Although these assessments reassuringly cite the low number of MERS-CoV cases reported by Qatar (n=28) to date, we've seen a good deal of evidence that MERS-CoV is badly under-reported.  In their latest Update: Middle East Respiratory Syndrome Coronavirus (MERS-CoV) – Saudi Arabia, the World Health Organization cautioned:
The number of MERS-CoV cases reported to WHO has substantially declined since the beginning of the ongoing COVID-19 pandemic. This is likely the result of epidemiological surveillance activities for COVID-19 being prioritized, resulting in reduced testing and detection of MERS-CoV cases. 

In addition, measures taken during the COVID-19 pandemic to reduce SARS-CoV-2 transmission (e.g. mask-wearing, hand hygiene, physical distancing, improving the ventilation of indoor spaces, respiratory etiquette, stay-at-home orders, reduced mobility) are also likely reduce opportunities for onward human-to-human transmission of MERS-CoV.

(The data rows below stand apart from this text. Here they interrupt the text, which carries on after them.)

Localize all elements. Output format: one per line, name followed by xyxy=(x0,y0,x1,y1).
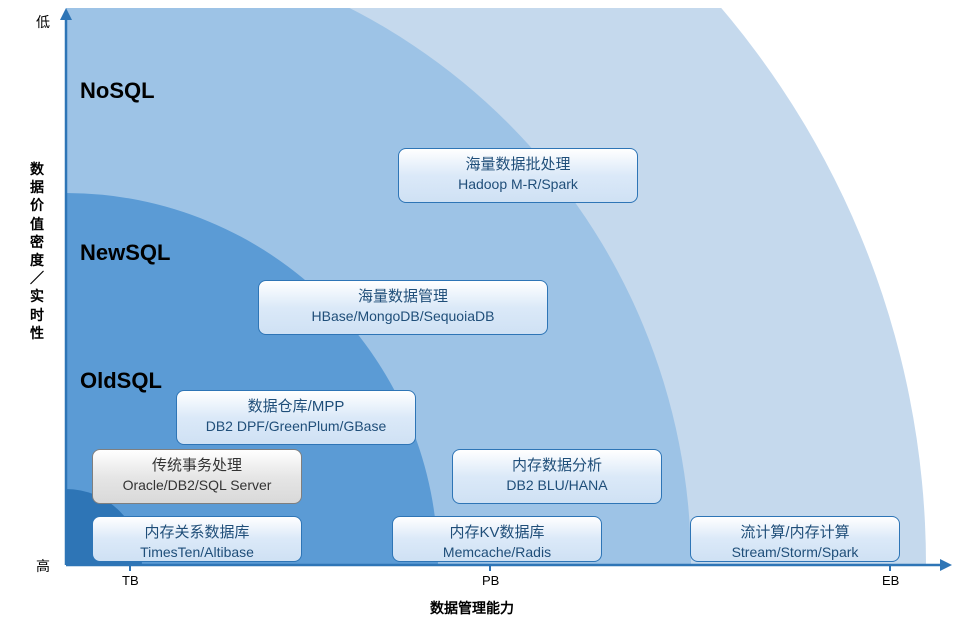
y-title-char: 密 xyxy=(28,233,46,251)
tech-box-subtitle: DB2 BLU/HANA xyxy=(463,476,651,494)
y-axis-high-label: 高 xyxy=(36,556,50,576)
tech-box-title: 海量数据批处理 xyxy=(409,155,627,175)
diagram-canvas: 低 高 数据价值密度／实时性 TB PB EB 数据管理能力 NoSQL NewSQL… xyxy=(0,0,954,625)
region-label: NoSQL xyxy=(80,78,155,104)
x-tick-label: TB xyxy=(122,573,139,588)
tech-box-title: 海量数据管理 xyxy=(269,287,537,307)
y-title-char: 数 xyxy=(28,160,46,178)
x-tick-label: EB xyxy=(882,573,899,588)
tech-box: 流计算/内存计算Stream/Storm/Spark xyxy=(690,516,900,562)
tech-box-subtitle: DB2 DPF/GreenPlum/GBase xyxy=(187,417,405,435)
x-axis-title: 数据管理能力 xyxy=(430,598,514,618)
tech-box-title: 数据仓库/MPP xyxy=(187,397,405,417)
y-title-char: ／ xyxy=(28,269,46,287)
tech-box-subtitle: Memcache/Radis xyxy=(403,543,591,561)
tech-box-title: 内存KV数据库 xyxy=(403,523,591,543)
tech-box-title: 内存关系数据库 xyxy=(103,523,291,543)
tech-box-title: 内存数据分析 xyxy=(463,456,651,476)
y-title-char: 价 xyxy=(28,196,46,214)
x-axis-arrow xyxy=(940,559,952,571)
tech-box: 海量数据批处理Hadoop M-R/Spark xyxy=(398,148,638,203)
tech-box-subtitle: Stream/Storm/Spark xyxy=(701,543,889,561)
y-title-char: 值 xyxy=(28,215,46,233)
region-label: NewSQL xyxy=(80,240,170,266)
y-axis-low-label: 低 xyxy=(36,12,50,32)
region-label: OldSQL xyxy=(80,368,162,394)
tech-box: 传统事务处理Oracle/DB2/SQL Server xyxy=(92,449,302,504)
tech-box-subtitle: HBase/MongoDB/SequoiaDB xyxy=(269,307,537,325)
tech-box-subtitle: Hadoop M-R/Spark xyxy=(409,175,627,193)
tech-box: 内存数据分析DB2 BLU/HANA xyxy=(452,449,662,504)
y-title-char: 度 xyxy=(28,251,46,269)
tech-box: 数据仓库/MPPDB2 DPF/GreenPlum/GBase xyxy=(176,390,416,445)
tech-box-subtitle: TimesTen/Altibase xyxy=(103,543,291,561)
y-title-char: 性 xyxy=(28,324,46,342)
y-title-char: 据 xyxy=(28,178,46,196)
tech-box-title: 传统事务处理 xyxy=(103,456,291,476)
y-title-char: 实 xyxy=(28,287,46,305)
tech-box: 内存关系数据库TimesTen/Altibase xyxy=(92,516,302,562)
y-axis-title: 数据价值密度／实时性 xyxy=(28,160,46,342)
y-title-char: 时 xyxy=(28,306,46,324)
x-tick-label: PB xyxy=(482,573,499,588)
tech-box-title: 流计算/内存计算 xyxy=(701,523,889,543)
tech-box-subtitle: Oracle/DB2/SQL Server xyxy=(103,476,291,494)
tech-box: 海量数据管理HBase/MongoDB/SequoiaDB xyxy=(258,280,548,335)
tech-box: 内存KV数据库Memcache/Radis xyxy=(392,516,602,562)
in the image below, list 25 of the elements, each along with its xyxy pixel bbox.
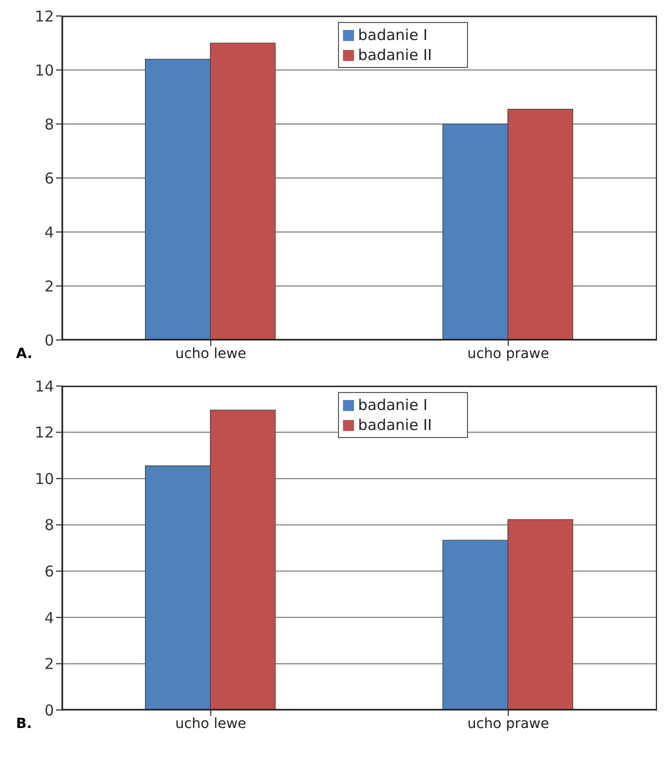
legend-label: badanie II	[358, 46, 432, 64]
text: A.	[16, 346, 32, 362]
legend-label: badanie I	[358, 26, 428, 44]
y-tick-label: 6	[44, 169, 54, 188]
y-tick-label: 14	[34, 377, 54, 396]
legend-label: badanie II	[358, 416, 432, 434]
text: B.	[16, 716, 32, 732]
y-tick-label: 2	[44, 655, 54, 674]
x-tick-label: ucho prawe	[467, 716, 550, 732]
x-tick-label: ucho lewe	[175, 716, 246, 732]
y-tick-label: 0	[44, 701, 54, 720]
y-tick-label: 8	[44, 516, 54, 534]
x-tick-label: ucho prawe	[467, 346, 550, 362]
legend-label: badanie I	[358, 396, 428, 414]
y-tick-label: 0	[44, 331, 54, 350]
x-tick-label: ucho lewe	[175, 346, 246, 362]
y-tick-label: 10	[34, 470, 54, 488]
y-tick-label: 2	[44, 277, 54, 296]
y-tick-label: 12	[34, 7, 54, 26]
y-tick-label: 4	[44, 608, 54, 627]
y-tick-label: 10	[34, 61, 54, 80]
y-tick-label: 4	[44, 223, 54, 242]
y-tick-label: 8	[44, 115, 54, 134]
y-tick-label: 12	[34, 424, 54, 442]
y-tick-label: 6	[44, 562, 54, 580]
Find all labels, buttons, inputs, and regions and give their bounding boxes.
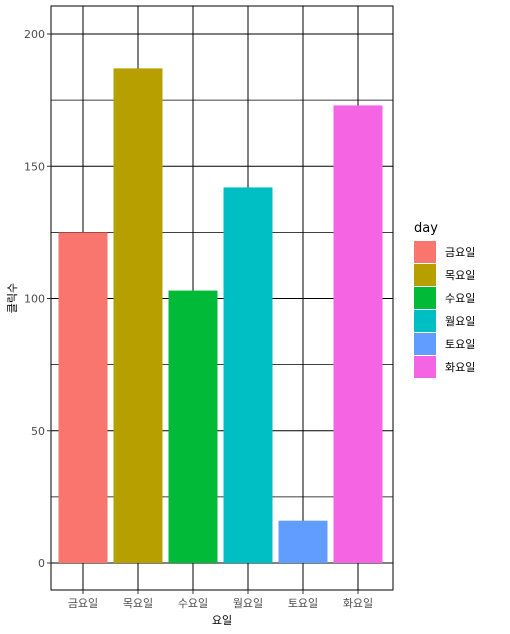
- bar-목요일: [113, 68, 163, 563]
- legend-label: 목요일: [445, 268, 475, 282]
- legend-key: [414, 333, 436, 355]
- bars: [58, 68, 383, 563]
- x-tick-label: 화요일: [343, 596, 373, 610]
- x-tick-label: 수요일: [178, 596, 208, 610]
- y-axis: 0 50 100 150 200: [24, 28, 51, 570]
- y-tick-label: 50: [31, 425, 45, 438]
- legend-label: 월요일: [445, 314, 475, 328]
- legend-key: [414, 264, 436, 286]
- x-axis: 금요일 목요일 수요일 월요일 토요일 화요일: [68, 590, 373, 610]
- y-axis-title: 클릭수: [6, 283, 19, 313]
- bar-토요일: [278, 520, 328, 563]
- x-tick-label: 토요일: [288, 596, 318, 610]
- legend-key: [414, 310, 436, 332]
- bar-수요일: [168, 290, 218, 563]
- legend-label: 금요일: [445, 245, 475, 259]
- legend-key: [414, 241, 436, 263]
- x-axis-title: 요일: [212, 613, 232, 627]
- legend-key: [414, 287, 436, 309]
- legend-title: day: [414, 221, 438, 236]
- y-tick-label: 150: [24, 160, 45, 173]
- legend-label: 수요일: [445, 291, 475, 305]
- bar-월요일: [223, 187, 273, 563]
- bar-금요일: [58, 232, 108, 563]
- y-tick-label: 200: [24, 28, 45, 41]
- bar-화요일: [333, 105, 383, 563]
- x-tick-label: 금요일: [68, 596, 98, 610]
- legend-key: [414, 356, 436, 378]
- x-tick-label: 월요일: [233, 596, 263, 610]
- x-tick-label: 목요일: [123, 596, 153, 610]
- legend-label: 화요일: [445, 360, 475, 374]
- y-tick-label: 0: [38, 557, 45, 570]
- y-tick-label: 100: [24, 293, 45, 306]
- legend-label: 토요일: [445, 337, 475, 351]
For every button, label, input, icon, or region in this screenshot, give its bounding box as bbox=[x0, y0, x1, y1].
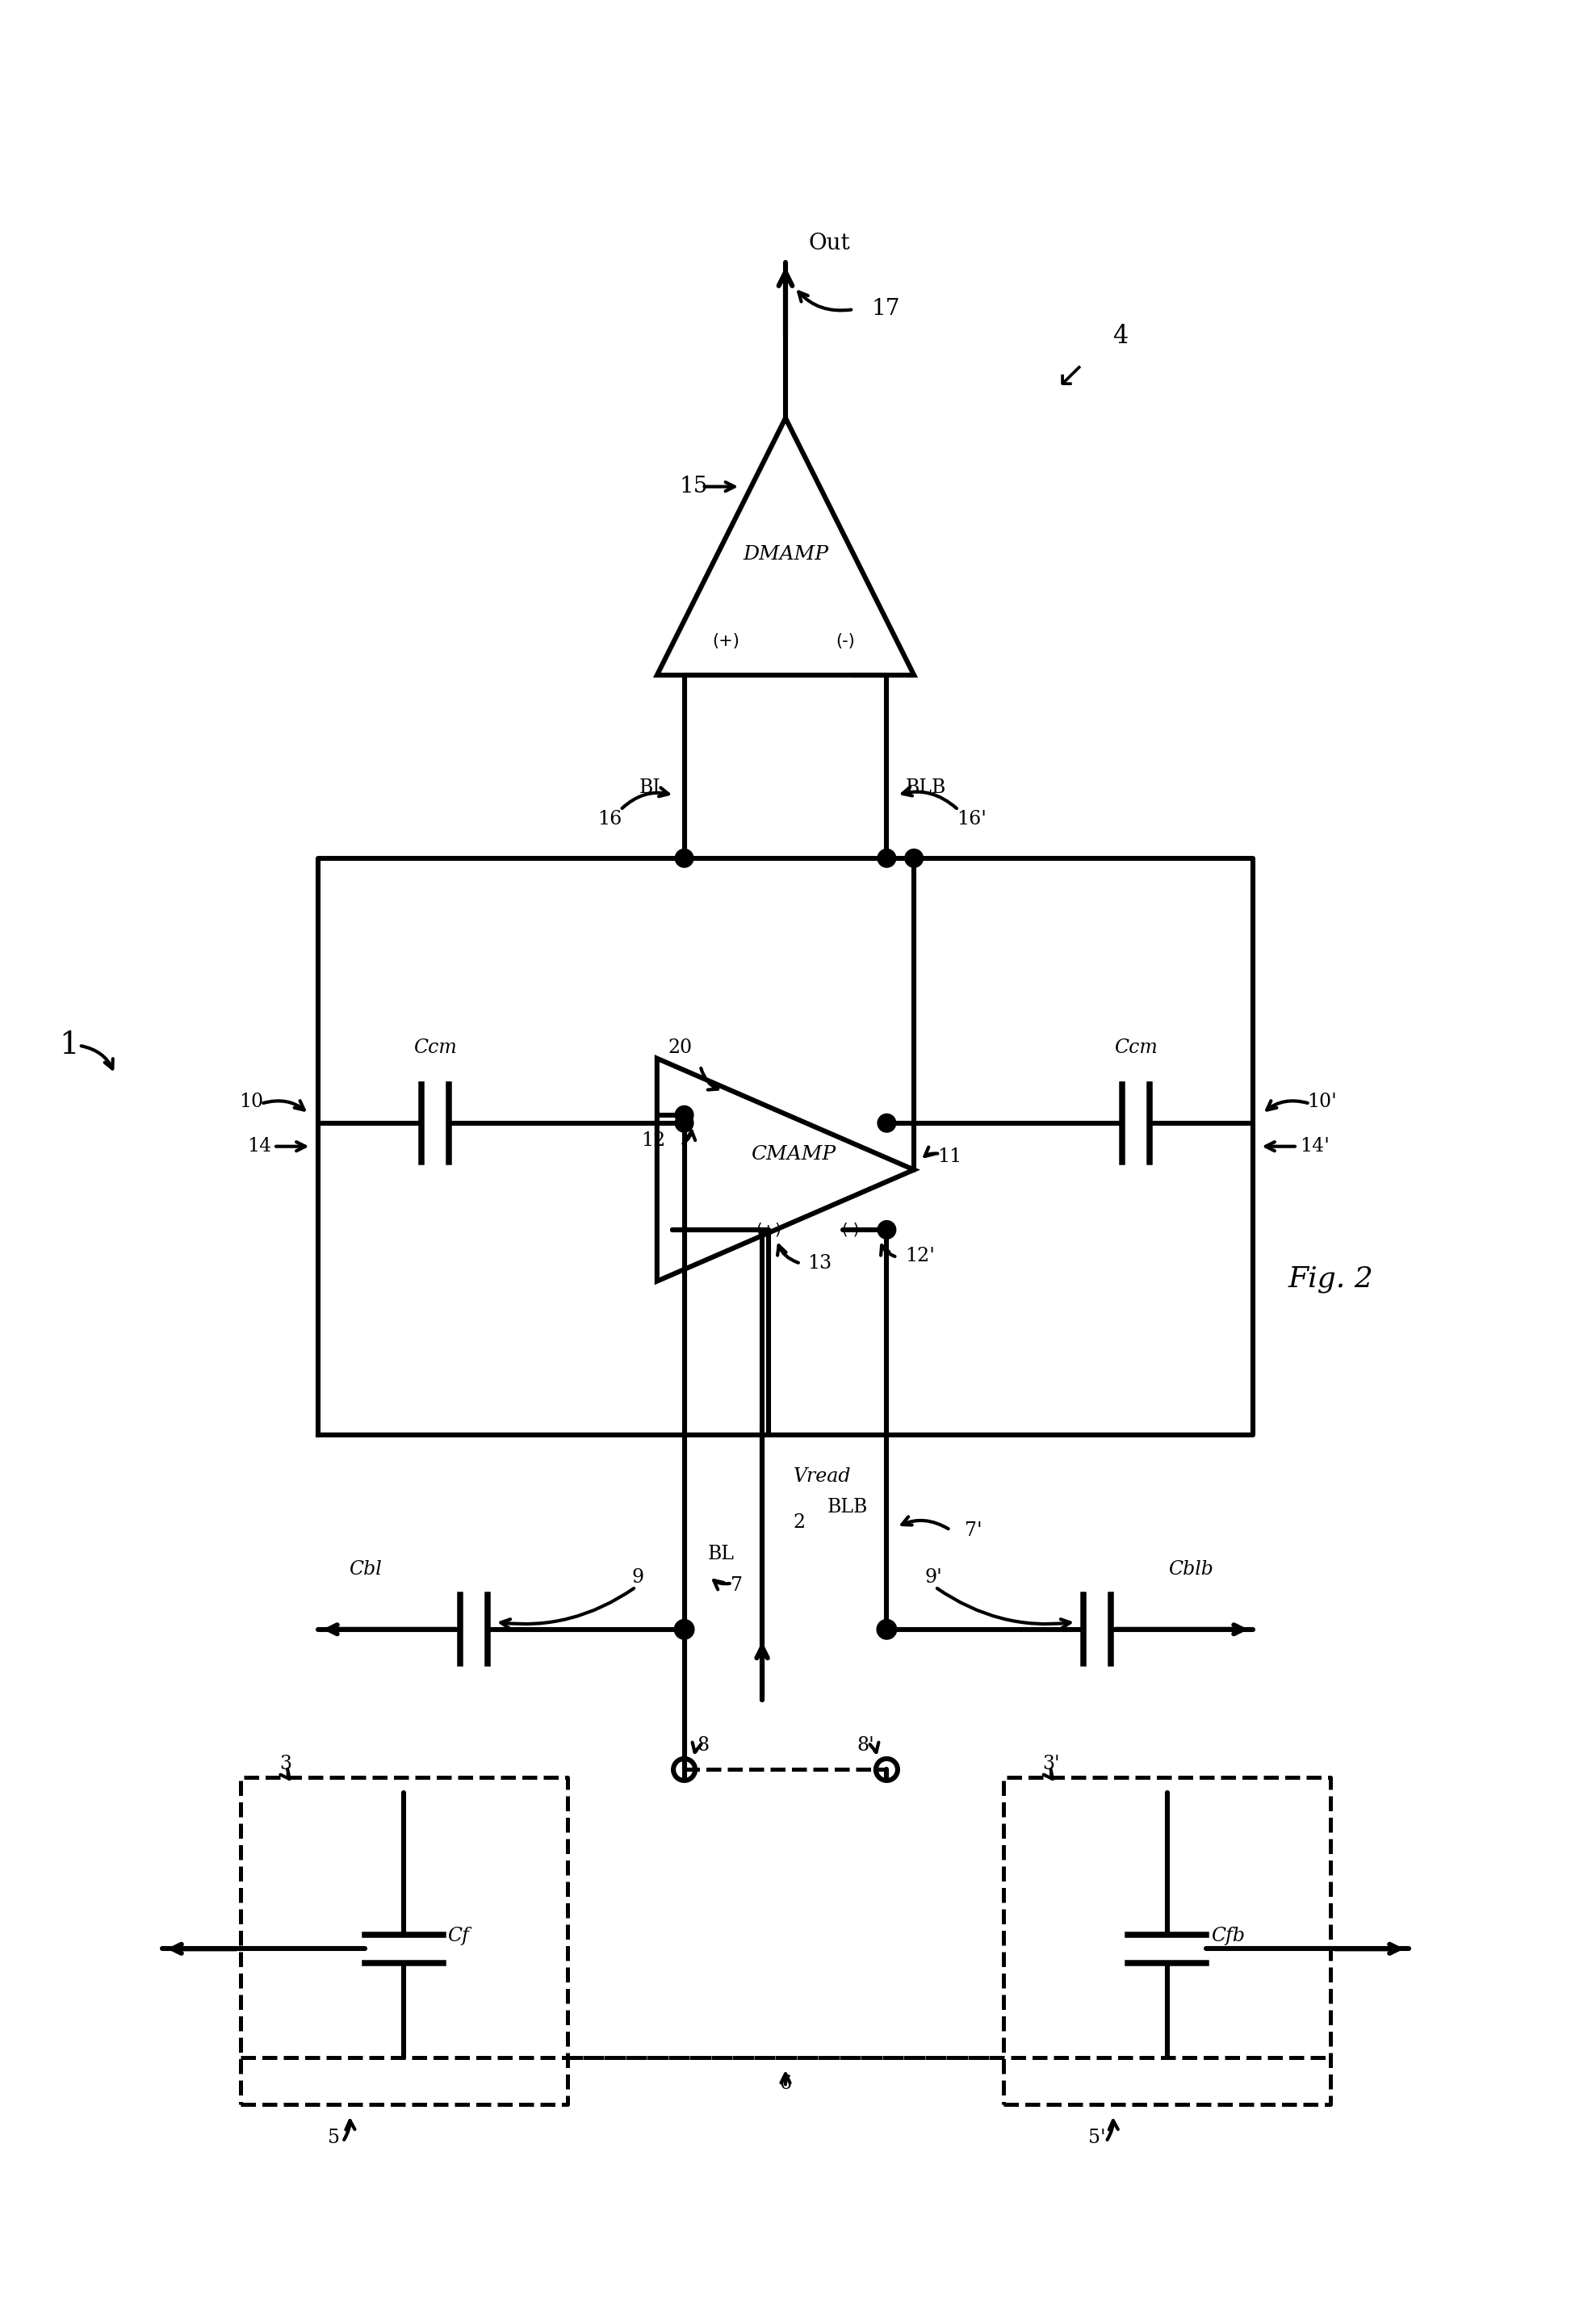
Text: 16: 16 bbox=[597, 811, 622, 830]
Text: $\swarrow$: $\swarrow$ bbox=[1049, 358, 1082, 393]
Text: 14': 14' bbox=[1299, 1136, 1329, 1155]
Text: (-): (-) bbox=[677, 1111, 694, 1127]
Text: 3': 3' bbox=[1043, 1755, 1060, 1773]
Text: DMAMP: DMAMP bbox=[743, 546, 828, 565]
Circle shape bbox=[878, 851, 895, 867]
Text: 15: 15 bbox=[679, 476, 707, 497]
Text: 7: 7 bbox=[731, 1576, 743, 1594]
Circle shape bbox=[676, 1106, 693, 1122]
Circle shape bbox=[877, 1620, 895, 1638]
Text: 12: 12 bbox=[641, 1132, 666, 1150]
Text: 16': 16' bbox=[957, 811, 987, 830]
Text: CMAMP: CMAMP bbox=[751, 1146, 836, 1164]
Text: 8': 8' bbox=[856, 1736, 875, 1755]
Circle shape bbox=[674, 1759, 694, 1780]
Text: 17: 17 bbox=[872, 297, 900, 321]
Text: Cfb: Cfb bbox=[1211, 1927, 1244, 1945]
Circle shape bbox=[676, 851, 693, 867]
Text: 9': 9' bbox=[925, 1569, 943, 1587]
Text: Cbl: Cbl bbox=[349, 1559, 382, 1578]
Text: 6: 6 bbox=[779, 2075, 792, 2094]
Text: 13: 13 bbox=[807, 1255, 831, 1274]
Text: 10: 10 bbox=[239, 1092, 264, 1111]
Circle shape bbox=[877, 1759, 897, 1780]
Text: Fig. 2: Fig. 2 bbox=[1288, 1264, 1373, 1292]
Text: Vread: Vread bbox=[793, 1466, 851, 1485]
Text: Out: Out bbox=[809, 232, 850, 256]
Text: 12': 12' bbox=[905, 1246, 935, 1264]
Text: (-): (-) bbox=[836, 632, 855, 648]
Text: 1: 1 bbox=[60, 1030, 79, 1060]
Text: 8: 8 bbox=[696, 1736, 709, 1755]
Text: BL: BL bbox=[639, 779, 666, 797]
Text: (+): (+) bbox=[756, 1222, 781, 1236]
Circle shape bbox=[878, 1220, 895, 1239]
Circle shape bbox=[676, 1116, 693, 1132]
Text: (-): (-) bbox=[842, 1222, 859, 1236]
Text: 5': 5' bbox=[1089, 2129, 1106, 2147]
Circle shape bbox=[878, 1116, 895, 1132]
Text: 5: 5 bbox=[328, 2129, 339, 2147]
Text: BLB: BLB bbox=[905, 779, 946, 797]
Text: Ccm: Ccm bbox=[1114, 1039, 1158, 1057]
Text: Ccm: Ccm bbox=[413, 1039, 457, 1057]
Text: BLB: BLB bbox=[828, 1499, 869, 1518]
Text: 7': 7' bbox=[965, 1522, 982, 1541]
Text: 20: 20 bbox=[668, 1039, 693, 1057]
Text: 14: 14 bbox=[247, 1136, 272, 1155]
Text: 2: 2 bbox=[793, 1513, 806, 1532]
Text: 3: 3 bbox=[280, 1755, 291, 1773]
Text: Cblb: Cblb bbox=[1167, 1559, 1213, 1578]
Circle shape bbox=[905, 851, 922, 867]
Text: 10': 10' bbox=[1307, 1092, 1337, 1111]
Circle shape bbox=[676, 1620, 694, 1638]
Text: 11: 11 bbox=[938, 1148, 961, 1167]
Text: (+): (+) bbox=[712, 632, 740, 648]
Text: BL: BL bbox=[707, 1545, 734, 1564]
Text: 4: 4 bbox=[1112, 323, 1128, 349]
Text: Cf: Cf bbox=[448, 1927, 470, 1945]
Text: 9: 9 bbox=[632, 1569, 644, 1587]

However, the circulation of MERS-CoV in dromedary camels is not likely to have been impacted by these measures. Therefore, while the number of reported secondary cases of MERS has been reduced, the risk of zoonotic transmission remains.

Even before the COVID pandemic, we'd seen estimates that the vast majority of MERS cases go undiagnosed (or unreported) in the Middle East (see EID Journal: Estimation of Severe MERS Cases in the Middle East, 2012–2016). 

Admittedly, the chances of seeing an outbreak of MERS-COV come out of this venue are probably pretty low.  And while it might have some impact on the generation and spread of one or more new COVID variants, directly linking them to this event might be difficult or impossible. 

After nearly 3 years of pandemic lockdowns and social distancing, people understandably want to mingle, socialize, and travel. We are essentially social creatures, and the forced isolation of the past three years has exacted a heavy toll.  

But mass gathering events provide target-rich environments for all types of opportunistic infectious diseases - meaning that like it or not - we must be prepared for the unexpected.